The "interchangeability studies" (Study A and Study B) involved multiple readers evaluating two different image modalities (SynthSTIR vs. acquired STIR). These studies assessed if readers could make similar classifications using the synthesized images as they could with the acquired images. This is a form of reader study, but it is not framed as an AI-assisted vs. unassisted reader study to determine an effect size of improvement by AI assistance. Instead, it aims to demonstrate that the AI-generated images can be used interchangeably with gold-standard images for diagnostic classification.
6. Standalone Performance Study
Yes, a standalone performance study was done.
The quantitative bench testing section describes an "algorithm only" or "standalone" performance evaluation of SubtleSYNTH. This involved:
- Comparing the SynthSTIR output directly against the acquired STIR for RMSE, cosine similarity, and Bland-Altman analysis.
- This evaluation focused on the intrinsic image quality and fidelity of the synthesized images produced by the algorithm.
7. Type of Ground Truth Used
- Quantitative Bench Study: The "ground truth" for the quantitative assessment was the acquired STIR image from the MRI scanner. The SynthSTIR image was compared against this acquired STIR image (which is considered the clinical standard for STIR imaging).
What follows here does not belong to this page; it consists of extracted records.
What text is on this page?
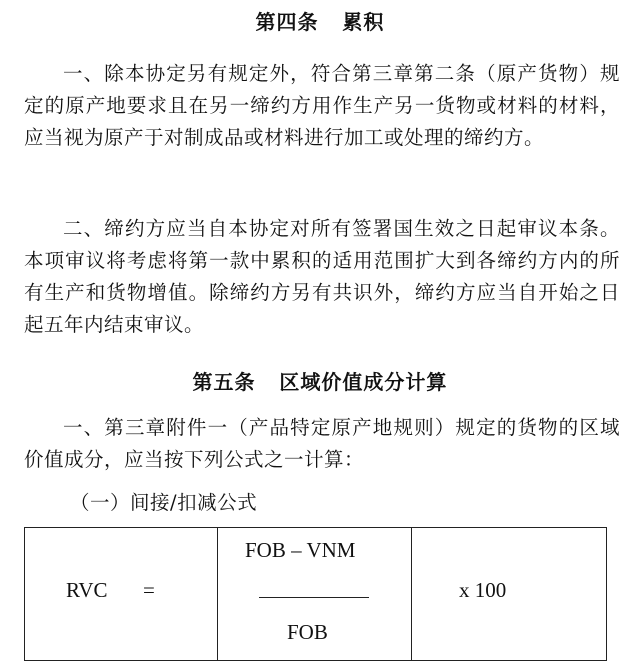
第四条   累积
一、除本协定另有规定外，符合第三章第二条（原产货物）规定的原产地要求且在另一缔约方用作生产另一货物或材料的材料，应当视为原产于对制成品或材料进行加工或处理的缔约方。
二、缔约方应当自本协定对所有签署国生效之日起审议本条。本项审议将考虑将第一款中累积的适用范围扩大到各缔约方内的所有生产和货物增值。除缔约方另有共识外，缔约方应当自开始之日起五年内结束审议。
第五条   区域价值成分计算
一、第三章附件一（产品特定原产地规则）规定的货物的区域价值成分，应当按下列公式之一计算：
（一）间接/扣减公式
RVC =
FOB – VNM
FOB
x 100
- Interchangeability Studies (A & B): The "ground truth" for evaluating interchangeability was not a definitive disease diagnosis (e.g., pathology report). Instead, the studies assessed the agreement or interchangeability of classifications made by radiologists when viewing SynthSTIR images compared to when viewing acquired STIR images. An in-house radiologist assigned initial clinical categories to cases for selection, but this wasn't detailed as definitive ground truth for individual lesion diagnosis.
8. Sample Size for the Training Set
- Training Set Sample Size: 424 cases.
9. How the Ground Truth for the Training Set Was Established
The document states that the training dataset consists of "Sag T1w, Sag T2w, and Sag STIR images." It implies that the Sag STIR images serve as the ground truth or target for the SubtleSYNTH algorithm to learn how to synthesize a SynthSTIR image from Sag T1w and Sag T2w inputs.
The training data was collected from a variety of sources:
- MRI Scanners: GE, Hitachi, Philips, and Siemens. Field strengths: 0.7T, 1.2T, 1T, 1.5T (254 cases), 2T, 3T (160 cases).
- Patient Demographics: Ages 14-89 years, 193 females, 176 males, 55 unknown sex. Ethnicity unknown.
- Provenance: Sourced from populations throughout the USA.
The process of "establishing ground truth" for the training set in this context largely means having a reliably acquired and labeled set of "gold standard" STIR images that the model learns to replicate or generate from other input sequences. There is no mention of expert labeling or pathology for individual findings within the training set, rather the acquired STIR image itself acts as the reference truth for the synthesis task.
§ 892.2050 Medical image management and processing system.
(a)
Identification. A medical image management and processing system is a device that provides one or more capabilities relating to the review and digital processing of medical images for the purposes of interpretation by a trained practitioner of disease detection, diagnosis, or patient management. The software components may provide advanced or complex image processing functions for image manipulation, enhancement, or quantification that are intended for use in the interpretation and analysis of medical images. Advanced image manipulation functions may include image segmentation, multimodality image registration, or 3D visualization. Complex quantitative functions may include semi-automated measurements or time-series measurements.(b)
Classification. Class II (special controls; voluntary standards—Digital Imaging and Communications in Medicine (DICOM) Std., Joint Photographic Experts Group (JPEG) Std., Society of Motion Picture and Television Engineers (SMPTE) Test Pattern).